Stent-related adverse events continue to increase at a rate of 2-3 % a year after the first 12 months. The “leave nothing behind” concept of bioresorbable scaffolds and drug-coated balloons (DCBs) failed to improve outcomes compared to DES.

In this area, the Bioadaptor has the potential to avoid device-related adverse events through a technology able to both achieve flow restoration while preserving vessel pulsatility and compliance. Based on the results of the BIOADAPTOR RCT and the premises of the unique device design, it may be argued that the journey of the Bioadaptor device is promising.

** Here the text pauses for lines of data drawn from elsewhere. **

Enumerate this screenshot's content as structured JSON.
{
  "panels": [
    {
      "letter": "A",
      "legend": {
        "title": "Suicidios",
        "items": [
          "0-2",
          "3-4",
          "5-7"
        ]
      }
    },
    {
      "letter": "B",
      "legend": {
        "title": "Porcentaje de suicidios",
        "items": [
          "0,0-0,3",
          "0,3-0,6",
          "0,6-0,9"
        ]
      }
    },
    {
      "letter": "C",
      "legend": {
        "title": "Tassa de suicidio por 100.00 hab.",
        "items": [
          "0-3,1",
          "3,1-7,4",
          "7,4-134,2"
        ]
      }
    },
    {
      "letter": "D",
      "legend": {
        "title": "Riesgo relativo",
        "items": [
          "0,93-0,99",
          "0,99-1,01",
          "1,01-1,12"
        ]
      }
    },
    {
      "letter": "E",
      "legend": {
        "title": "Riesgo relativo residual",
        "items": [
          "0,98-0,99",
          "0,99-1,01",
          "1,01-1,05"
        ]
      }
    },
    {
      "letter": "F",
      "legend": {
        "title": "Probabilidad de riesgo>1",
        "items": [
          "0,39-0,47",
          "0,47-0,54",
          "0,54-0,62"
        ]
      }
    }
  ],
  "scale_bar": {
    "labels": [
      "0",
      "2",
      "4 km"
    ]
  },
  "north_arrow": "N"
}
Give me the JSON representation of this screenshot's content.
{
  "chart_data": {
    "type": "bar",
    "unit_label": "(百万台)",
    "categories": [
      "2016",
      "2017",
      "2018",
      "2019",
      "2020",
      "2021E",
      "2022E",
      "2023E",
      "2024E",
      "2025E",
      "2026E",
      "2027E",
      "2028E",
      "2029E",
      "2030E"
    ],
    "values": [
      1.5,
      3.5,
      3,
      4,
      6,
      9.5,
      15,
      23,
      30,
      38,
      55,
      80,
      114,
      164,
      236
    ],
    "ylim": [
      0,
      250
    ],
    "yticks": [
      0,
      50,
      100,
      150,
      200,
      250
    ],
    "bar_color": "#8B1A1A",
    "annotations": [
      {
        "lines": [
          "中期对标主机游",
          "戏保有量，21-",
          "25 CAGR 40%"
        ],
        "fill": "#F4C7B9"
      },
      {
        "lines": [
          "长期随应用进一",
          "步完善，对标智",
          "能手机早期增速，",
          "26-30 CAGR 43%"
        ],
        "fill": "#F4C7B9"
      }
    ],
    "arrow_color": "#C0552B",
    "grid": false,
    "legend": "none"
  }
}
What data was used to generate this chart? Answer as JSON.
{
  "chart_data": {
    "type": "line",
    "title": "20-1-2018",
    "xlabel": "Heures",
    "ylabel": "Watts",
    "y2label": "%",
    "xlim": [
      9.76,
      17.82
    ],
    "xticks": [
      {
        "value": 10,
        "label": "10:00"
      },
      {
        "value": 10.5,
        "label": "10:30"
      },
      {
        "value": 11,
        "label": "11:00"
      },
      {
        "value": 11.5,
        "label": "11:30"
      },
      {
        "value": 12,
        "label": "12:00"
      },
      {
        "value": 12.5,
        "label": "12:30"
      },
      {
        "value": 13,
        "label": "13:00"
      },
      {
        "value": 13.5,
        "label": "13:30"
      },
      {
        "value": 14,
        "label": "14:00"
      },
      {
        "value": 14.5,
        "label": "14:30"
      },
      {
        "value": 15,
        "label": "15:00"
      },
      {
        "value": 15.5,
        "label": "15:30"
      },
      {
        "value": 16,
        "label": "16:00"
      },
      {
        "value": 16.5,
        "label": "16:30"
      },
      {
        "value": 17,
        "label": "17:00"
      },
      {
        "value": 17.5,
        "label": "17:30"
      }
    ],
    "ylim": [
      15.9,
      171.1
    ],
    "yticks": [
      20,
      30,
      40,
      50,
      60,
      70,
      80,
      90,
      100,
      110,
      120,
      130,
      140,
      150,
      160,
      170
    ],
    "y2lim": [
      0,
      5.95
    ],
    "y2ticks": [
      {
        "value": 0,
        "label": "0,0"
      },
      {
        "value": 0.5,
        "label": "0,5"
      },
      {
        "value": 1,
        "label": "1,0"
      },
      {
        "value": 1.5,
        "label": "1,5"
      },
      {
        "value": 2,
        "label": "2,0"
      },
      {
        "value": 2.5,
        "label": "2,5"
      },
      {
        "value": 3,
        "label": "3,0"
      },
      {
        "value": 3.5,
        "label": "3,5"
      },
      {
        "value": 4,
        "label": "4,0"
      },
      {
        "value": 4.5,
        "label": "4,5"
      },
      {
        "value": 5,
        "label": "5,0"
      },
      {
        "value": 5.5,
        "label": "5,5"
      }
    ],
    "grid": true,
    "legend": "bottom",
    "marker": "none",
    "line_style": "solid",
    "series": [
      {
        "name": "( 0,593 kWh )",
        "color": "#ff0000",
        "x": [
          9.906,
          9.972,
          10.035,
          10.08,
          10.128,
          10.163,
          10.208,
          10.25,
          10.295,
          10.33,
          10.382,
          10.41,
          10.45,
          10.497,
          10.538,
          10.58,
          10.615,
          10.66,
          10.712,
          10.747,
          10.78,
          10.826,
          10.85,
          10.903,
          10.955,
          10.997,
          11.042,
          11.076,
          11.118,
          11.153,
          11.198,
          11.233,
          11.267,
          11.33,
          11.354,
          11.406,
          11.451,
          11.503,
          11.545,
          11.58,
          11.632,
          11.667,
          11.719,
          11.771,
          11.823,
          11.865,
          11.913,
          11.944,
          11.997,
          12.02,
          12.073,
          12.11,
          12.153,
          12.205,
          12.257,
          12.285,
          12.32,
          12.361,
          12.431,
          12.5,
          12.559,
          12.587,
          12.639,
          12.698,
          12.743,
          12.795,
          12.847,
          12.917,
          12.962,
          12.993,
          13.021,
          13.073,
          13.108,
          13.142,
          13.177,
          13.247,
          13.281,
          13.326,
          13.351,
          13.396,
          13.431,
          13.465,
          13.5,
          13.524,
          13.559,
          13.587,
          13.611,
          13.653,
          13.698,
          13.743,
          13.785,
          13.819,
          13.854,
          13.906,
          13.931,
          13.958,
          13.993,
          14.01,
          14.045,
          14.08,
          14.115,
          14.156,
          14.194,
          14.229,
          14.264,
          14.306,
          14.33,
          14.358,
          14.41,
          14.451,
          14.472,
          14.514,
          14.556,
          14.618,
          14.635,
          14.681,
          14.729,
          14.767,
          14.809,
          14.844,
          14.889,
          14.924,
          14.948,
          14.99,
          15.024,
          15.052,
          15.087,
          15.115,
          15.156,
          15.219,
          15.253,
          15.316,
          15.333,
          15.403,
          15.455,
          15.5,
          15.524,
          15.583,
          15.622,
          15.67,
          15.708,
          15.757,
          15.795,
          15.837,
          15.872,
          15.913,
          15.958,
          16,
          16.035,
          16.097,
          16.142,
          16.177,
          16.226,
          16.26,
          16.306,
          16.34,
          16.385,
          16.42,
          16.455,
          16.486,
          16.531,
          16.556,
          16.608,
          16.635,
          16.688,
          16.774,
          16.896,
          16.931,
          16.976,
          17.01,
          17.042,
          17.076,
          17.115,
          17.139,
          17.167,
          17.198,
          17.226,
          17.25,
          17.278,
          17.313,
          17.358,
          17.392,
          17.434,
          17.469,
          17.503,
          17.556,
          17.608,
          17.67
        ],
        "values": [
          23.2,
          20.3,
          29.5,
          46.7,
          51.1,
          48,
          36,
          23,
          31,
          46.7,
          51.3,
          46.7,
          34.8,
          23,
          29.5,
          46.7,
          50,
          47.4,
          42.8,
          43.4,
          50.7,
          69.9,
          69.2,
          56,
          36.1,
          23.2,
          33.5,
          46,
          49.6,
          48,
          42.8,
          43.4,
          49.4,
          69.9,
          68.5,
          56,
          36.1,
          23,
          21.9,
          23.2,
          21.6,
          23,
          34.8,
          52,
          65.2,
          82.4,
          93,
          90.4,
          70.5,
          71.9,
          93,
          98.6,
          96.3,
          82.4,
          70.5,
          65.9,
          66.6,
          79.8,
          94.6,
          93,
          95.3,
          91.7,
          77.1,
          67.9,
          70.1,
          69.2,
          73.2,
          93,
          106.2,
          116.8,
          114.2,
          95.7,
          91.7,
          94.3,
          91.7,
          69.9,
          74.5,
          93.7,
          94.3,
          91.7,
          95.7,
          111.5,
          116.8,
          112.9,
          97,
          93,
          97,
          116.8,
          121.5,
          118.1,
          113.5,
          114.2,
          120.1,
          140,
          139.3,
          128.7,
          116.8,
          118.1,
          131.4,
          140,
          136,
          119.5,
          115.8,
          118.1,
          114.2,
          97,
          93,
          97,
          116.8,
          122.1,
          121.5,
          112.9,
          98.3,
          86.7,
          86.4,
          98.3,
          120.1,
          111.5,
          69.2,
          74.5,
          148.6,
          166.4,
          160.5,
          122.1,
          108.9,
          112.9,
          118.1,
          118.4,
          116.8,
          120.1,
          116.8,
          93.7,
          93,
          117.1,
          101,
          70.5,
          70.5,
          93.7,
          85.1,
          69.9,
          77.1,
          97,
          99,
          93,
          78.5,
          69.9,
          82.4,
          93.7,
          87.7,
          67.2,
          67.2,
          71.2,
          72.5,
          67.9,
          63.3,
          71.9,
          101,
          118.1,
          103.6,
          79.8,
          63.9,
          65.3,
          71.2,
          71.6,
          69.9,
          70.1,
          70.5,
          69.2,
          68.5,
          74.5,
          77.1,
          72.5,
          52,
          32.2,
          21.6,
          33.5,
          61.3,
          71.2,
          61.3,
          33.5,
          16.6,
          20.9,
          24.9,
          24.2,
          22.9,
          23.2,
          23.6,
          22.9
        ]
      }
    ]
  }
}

However, several points should be considered. Patients with acute coronary syndrome within the previous seven days were excluded from the study, as were those with complex coronary artery lesions. The number of screening failures was not reported, raising questions about the real-world feasibility of an upfront Bioadaptor-based strategy. Finally, operator blinding was not feasible due to the visual differences between the devices: this setting could have introduced procedural bias at the index procedure related to heightened attention on achieving optimal angiographic results with a novel device with subsequent potential role in outcome.

It should be also noted that the primary endpoint was powered for 1-year outcomes, it did not show any superiority; therefore, the 24-month outcomes should be considered hypothesis-generating. Looking at the primary outcome, the difference between the two groups appears to be driven by lower cardiovascular death, and not by TV-MI and CD-TLR, areas in which the Bioadaptor’s design might have been expected to yield a benefit.

Nevertheless, the present findings should be evaluated together with those of the INFINITY-SWEDEHEART trial, which demonstrated the non-inferiority of Bioadaptor in terms of TLF at 12-month compared to DES, showing the potential to mitigate non-plateauing device-related events.

Importantly, the trial also included patients with complex coronary anatomy and acute coronary syndrome, broadening the potential applicability of this technology. Taken together, the clinical relevance of these findings remains debated, and the question is open for further investigation.

Finally, the results from the SCAAR Registry comparing real-world outcomes of Bioadaptor versus DCB will be also available, potentially offering critical insights and contributing further to this evolving field.